Thursday, March 27, 2008

The Rat's Derriere

Stuart W. Mirsky at the Amazon Discussion Board, Adventure Genre, POD Books Department, asked me a few questions about the operations at iUBR. After composing a somewhat detailed reply on that board, I thought I should post a variant here. The subjects of Stuart's questions should be obvious from these statements.

From its inception in July 2006 until about a year later, I don't think I refused to review a single book. (I cannot be sure my memory is correct on this issue.) As the second half of 2007 brought more and more attention to iUBR, this situation had to rapidly change, much as I had always known it would. At some point, any venture has to either grow or die, and I was soon swamped in the morass of too many books to read and review. I began keeping more accurate records of the whole procedure and made plans to slowly expand the operation. Once the announcement arrived of the impending merger with AuthorHouse, I planned to glow with the flow and expand iUBR at least to all the AH publications. The addition of many of the smaller POD firms to the submissions list was not much of a stretch once I had corralled a cadre of reviewers.

If you look at my own books and scan through the whole package of iUBR, you will see that I am not your typical genre fiction author, but the great majority of POD authors are in that group. The point of the reviews at iUBR is not to please individual genre obsessors with the rating of plotlines, but to separate the quality POD books from the junk. This idea is based more on presentation, grammar, editing, niche marketing, and, the bane of POD, proofreading, than it is storyline satisfaction for readers of particular genres. The Amazon review system is actually more foe than friend in this scenario, since most Amazon reviews are posted either by non-legitimate sources or for non-legitimate reasons; i.e., paid reviewers, authors' acquaintances, or particular genre obsessors raving about the doo-dahs they love. Few of these charlatans give a rat's derriere about editing, proofreading, or any other such boring, technical issues.

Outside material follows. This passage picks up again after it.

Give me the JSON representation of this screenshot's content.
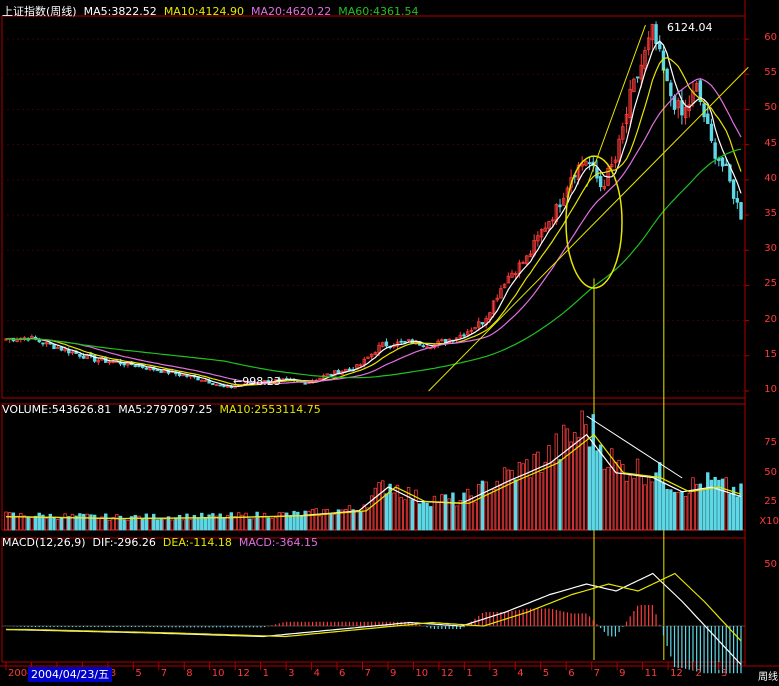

Unfortunately, most POD authors only want to be rich and famous, and they don't care how or why. That's where I come in, and yes, I have made a few authors mad at me. It's a dirty job, and somebody's got to do it, or else POD will never shake the stigma of publishing bad books by not-real authors. There are mainly two reasons why I have always in the past reviewed only iU books. The first is to write what you know and the second is that the submission pool has to be limited somehow. The number of submissions refused at iUBR has been gradually increasing, and I expect that trend to continue. When a request has been received, I have a pattern of criteria I look for in my research of the author and his or her book. I take into account the following issues, as well as many more: the age and experience of the author, many variables within the scope of the present reviews at Amazon, B&N, and other sites, the genre of the book (unusual is better), and the sales rankings (good is a demerit and bad is a plus). By encouraging all prospective submitters to read some of the more critical posts at iUBR, I feel that many of the get-famous-quick monkeys are discouraged from submitting to iUBR in the first place.

Once an author has passed the submissions screening, they are given the most personal service on the web. All authors receive an e-mail message from me at the conclusion of the review process, stating that they may use any part of the reviews in any manner they wish, allowing even a scathing review to be excerpted to the author's best advantage, making any trip to the dunking tank at least survivable. Those few authors who snap back at me like smart-mouth teenagers are the ones who ultimately prove to be butts. The ones who have professional attitudes and act like adults can at least expect to be treated with respect at iUBR in a manner they will never receive anywhere else. I don't claim to be perfect, and yes, I do tend to be harder on those who have achieved more success in the rich-and-famous manner than those who have not. I consider myself to be like a grumpy old college professor who is harder on his smart students than on his average ones. As a book critic, I want all my authors to do their very best work and be appreciated for it.